Kubernetes is so hot right now. So hot. Not to brag, but the Jenkins has been using Kubernetes for a couple years, in production even! While Kubernetes is certainly worth the hype, so hot, I have traditionally done all of my development with Kubernetes resources using a personal Azure Kubernetes Service instance rather than running minikube locally. Recently I took some time to do some hobby-hacking, which included some Kubernetes work, and ended up revisiting using minikube on my local machine. It went…okay.

By default, minikube tries to utilize a local hypervisor like xhyve (macOS), VirtualBox, or KVM (Linux). There is also a promising option: --vm-driver=none which utilizes the local dockerd already running on a Linux system. For those like me, running Linux as their primary operating system, the none option appears to be a nice compact way to run a single-local-node of Kubernetes. Unfortunately, the theory of running minikube with no VM is a bit nicer than the reality of it.

Networking

When configuring minikube for the first time, a number of certificates are generated and stored for accessing the Kubernetes cluster with kubectl. What I did not notice right away was that these certificates embed my IP (wlan0) address into the certificate and subsequently generated ~/.kube/config.

apiVersion: v1
clusters:
- cluster:
    certificate-authority: /home/tyler/.minikube/ca.crt
    server: https://192.168.1.59:8443
  name: minikube

The reason I didn’t notice this right away was because it only proved to be a problem once I joined a different network, with a wildly different subnet, and all of a sudden kubectl was no longer able to access my Kubernetes environment.

minikube does provide an update-context command which claims to “Verify the IP address of the running cluster in kubeconfig.” For me this updated the ~/.kube/config but didn’t re-generate or update the certificates in the cluster itself, so while I could re-connect, the certificates would no longer authorize against the environment.

Oops!

Sadly, I still haven’t figured out how to resolve this.

Management

When minikube starts without a hypervisor, it installs a local kubelet service on your host machine, which is important to know for later.

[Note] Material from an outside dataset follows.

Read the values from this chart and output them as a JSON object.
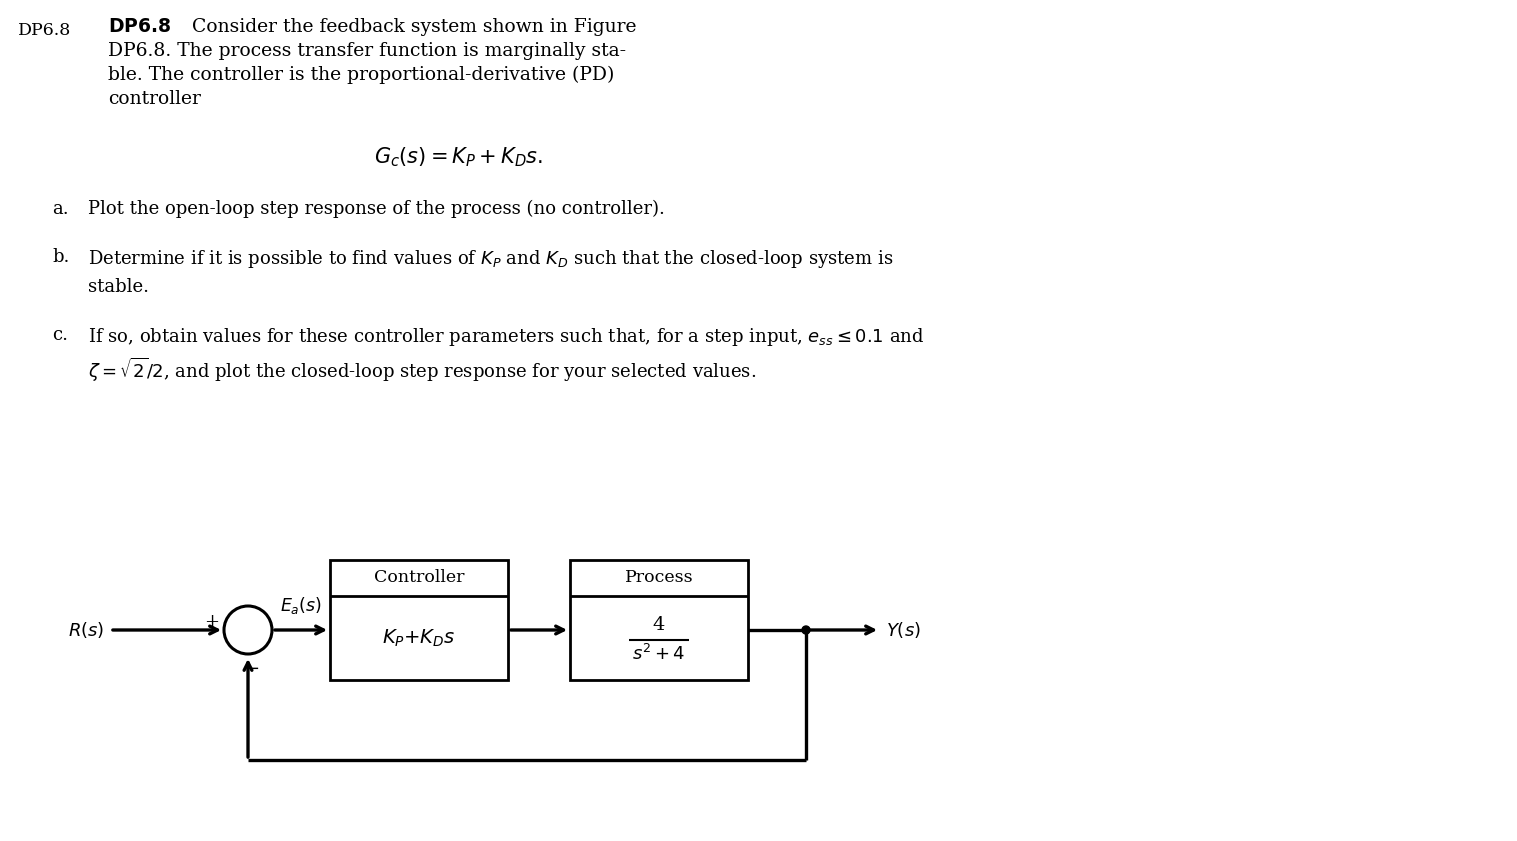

Right now it seems that minikube start is the only command aware of --vm-driver=none. Running minikube stop keeps resulting in errors related to docker-machine, and as luck would have it also results in none of the Kubernetes containers terminating, nor the kubelet service stopping.

Of course, if you wish to actually terminate minikube, you will need to execute service kubelet stop and then ensure the k8s containers are removed from the output in docker ps.

Side Effects

Aside from a bunch of other containers running, there are a few side effects from running minikube. I found that the dashboard pod failed to load or connect to some of the other pods in the cluster, and as a result infinitely spammed /var/log/syslog with errors along those lines. Over a couple days, my uncompressed syslog bumped up from a few hundred kilobytes to a hundred or so megabytes.

The most notable side effect of having minikube running locally however, was that my Docker images kept disappearing! It turned out to be due to one of the kubelet service’s features: garbage collecting Docker images which are not being used after some time delay. Let’s say you ran docker build in your application directory, but then before running a test you went to grab a cup of coffee. By the time you would return, depending on your brew time, executing docker run with that container would fail because the container no longer exists!

Oops!

While this behavior is really useful when Kubernetes is the only thing talking to the Docker daemon, it’s pretty stinking annoying when you’re using dockerd for other work.

To stop this, at least temporarily, stop the kubelet service with: service kubelet stop when you’re not exclusively using minikube. As noted by those who maintain the minikube repo (https://github.com/kubernetes/minikube/blob/master/docs/vmdriver-none.md)


Kubernetes is a really wonderful technology, so hot right now. And I wish the local development experience were a bit nicer, especially for those of us who already have a nice Docker environment already up and running. Unfortunately, I think minikube is a bit too untested, and perhaps a bit too cavalier, with a “stock” Linux system. For now, it’s probably best to keep in a virtual machine, despite the networking and performance headaches that come along with that.

At least with a virtual machine, if something goes wrong, it’s easy to delete.

Nuke it from orbit, the only way to be sure.